Permanent brachytherapy's long-term success depends on delivery of a high biological effective dose of radiation.

Key Points

Chicago-Permanent brachytherapy's long-term success in prostate cancer depends on delivery of a high biological effective dose (BED) of radiation, data from more than 2,000 cases showed.

Freedom from biochemical failure, local control, and cause-specific survival improved as BED increased, and BED had a significant association with all three outcomes. Patients in all risk categories benefited from a high BED, according to the report, which was presented at the AUA annual meeting.

"Long-term oncologic outcomes with permanent prostate brachytherapy were excellent, but a high biologic effective dose has to be delivered for successful biochemical freedom from failure, local control, and cause-specific survival," said Nelson N. Stone, MD, clinical professor of urology at Mount Sinai School of Medicine in New York.

Patients were grouped by BED: ≤150 Gy, >150 to 200 Gy, and >200 Gy. Dr.
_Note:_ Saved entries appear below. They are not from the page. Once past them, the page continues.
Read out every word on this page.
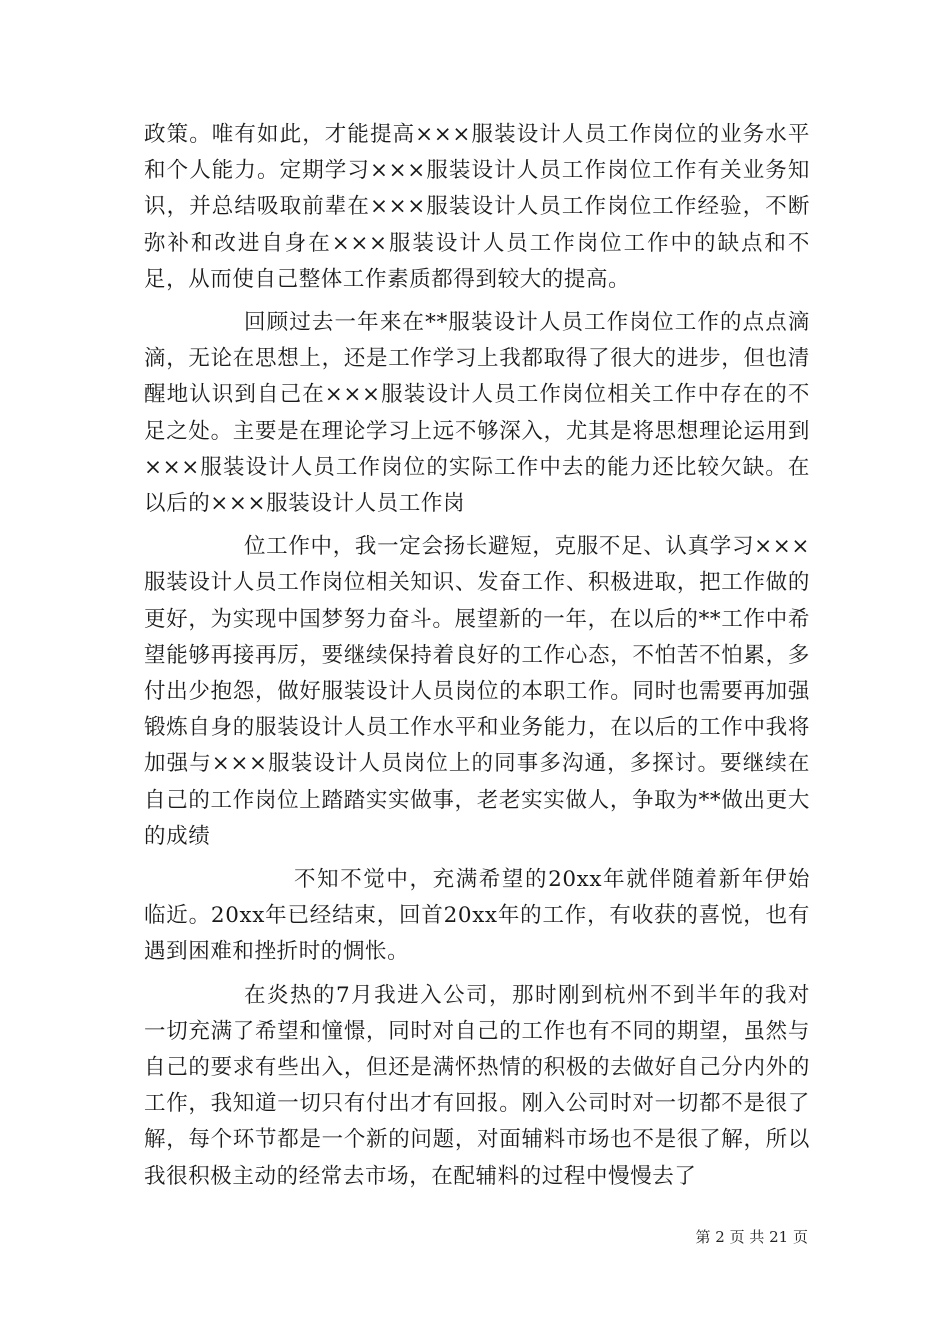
政策。唯有如此，才能提高×××服装设计人员工作岗位的业务水平和个人能力。定期学习×××服装设计人员工作岗位工作有关业务知识，并总结吸取前辈在×××服装设计人员工作岗位工作经验，不断弥补和改进自身在×××服装设计人员工作岗位工作中的缺点和不足，从而使自己整体工作素质都得到较大的提高。

回顾过去一年来在**服装设计人员工作岗位工作的点点滴滴，无论在思想上，还是工作学习上我都取得了很大的进步，但也清醒地认识到自己在×××服装设计人员工作岗位相关工作中存在的不足之处。主要是在理论学习上远不够深入，尤其是将思想理论运用到×××服装设计人员工作岗位的实际工作中去的能力还比较欠缺。在以后的×××服装设计人员工作岗

位工作中，我一定会扬长避短，克服不足、认真学习×××服装设计人员工作岗位相关知识、发奋工作、积极进取，把工作做的更好，为实现中国梦努力奋斗。展望新的一年，在以后的**工作中希望能够再接再厉，要继续保持着良好的工作心态，不怕苦不怕累，多付出少抱怨，做好服装设计人员岗位的本职工作。同时也需要再加强锻炼自身的服装设计人员工作水平和业务能力，在以后的工作中我将加强与×××服装设计人员岗位上的同事多沟通，多探讨。要继续在自己的工作岗位上踏踏实实做事，老老实实做人，争取为**做出更大的成绩

不知不觉中，充满希望的20xx年就伴随着新年伊始临近。20xx年已经结束，回首20xx年的工作，有收获的喜悦，也有遇到困难和挫折时的惆怅。

在炎热的7月我进入公司，那时刚到杭州不到半年的我对一切充满了希望和憧憬，同时对自己的工作也有不同的期望，虽然与自己的要求有些出入，但还是满怀热情的积极的去做好自己分内外的工作，我知道一切只有付出才有回报。刚入公司时对一切都不是很了解，每个环节都是一个新的问题，对面辅料市场也不是很了解，所以我很积极主动的经常去市场，在配辅料的过程中慢慢去了

第 2 页 共 21 页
Stone reported that 526 patients (26.6%) had 2-year multi-core prostate biopsy, which was repeated yearly if it read positive or in the case of a rising PSA level.
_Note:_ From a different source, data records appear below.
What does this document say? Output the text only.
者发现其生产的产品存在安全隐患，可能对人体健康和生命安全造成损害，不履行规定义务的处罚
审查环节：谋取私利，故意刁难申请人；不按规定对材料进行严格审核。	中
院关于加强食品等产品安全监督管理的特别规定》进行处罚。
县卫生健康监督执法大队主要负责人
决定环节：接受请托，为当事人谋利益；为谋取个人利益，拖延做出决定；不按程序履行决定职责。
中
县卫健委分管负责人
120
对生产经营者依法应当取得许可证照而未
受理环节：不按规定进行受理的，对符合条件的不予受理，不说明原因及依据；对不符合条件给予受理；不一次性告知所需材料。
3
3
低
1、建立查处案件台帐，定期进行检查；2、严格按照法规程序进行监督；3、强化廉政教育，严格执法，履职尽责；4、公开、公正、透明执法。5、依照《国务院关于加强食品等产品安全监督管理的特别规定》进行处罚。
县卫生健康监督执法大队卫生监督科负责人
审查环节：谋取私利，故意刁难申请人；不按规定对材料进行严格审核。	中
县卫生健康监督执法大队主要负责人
Median PSA was 7.1 ng/mL and ranged from 0.6 to 300 ng/mL. About two-thirds of the patients (68.9%) had clinical stage ≤T2a, and a similar proportion (67.6%) had Gleason score <7. Risk characteristics were low in 964 patients (45.7%), intermediate in 499 (23.6%), and high in 648 (30.7%). The median follow-up was 6 years and ranged from 2 to 17 years. The median BED was 198 Gy, with a range of 15.1 to 292 Gy.

At 12 years, biochemical freedom from failure was 78.6%, freedom from metastases was 95.2%, and cause-specific survival was 94.5%. Analysis by BED revealed a biochemical freedom from failure of 87.3% in patients who received a BED >200 Gy, 83.6% when the BED was >150 to 200 Gy, and 59% when the BED was 150 Gy or less. Analysis by patient risk showed BED was a significant predictor of biochemical freedom from failure regardless of baseline risk (p=.012 to p<.001).

The proportion of patients with positive biopsy results decreased from 21.5% among patients who received the lowest BEDs, to 5.6% for the intermediate BEDs, to 2.1% for BED >200 Gy (p<.001). The 12-year biochemical freedom from failure rate was 78% in patients with negative biopsies versus 42% for those with positive biopsies (p<.001).

In a regression analysis of predictors of cause-specific survival, only Gleason score (p=.000) and BED (p=.027) emerged as statistically significant factors.

Dr. Stone is an owner of Prologics, LLC.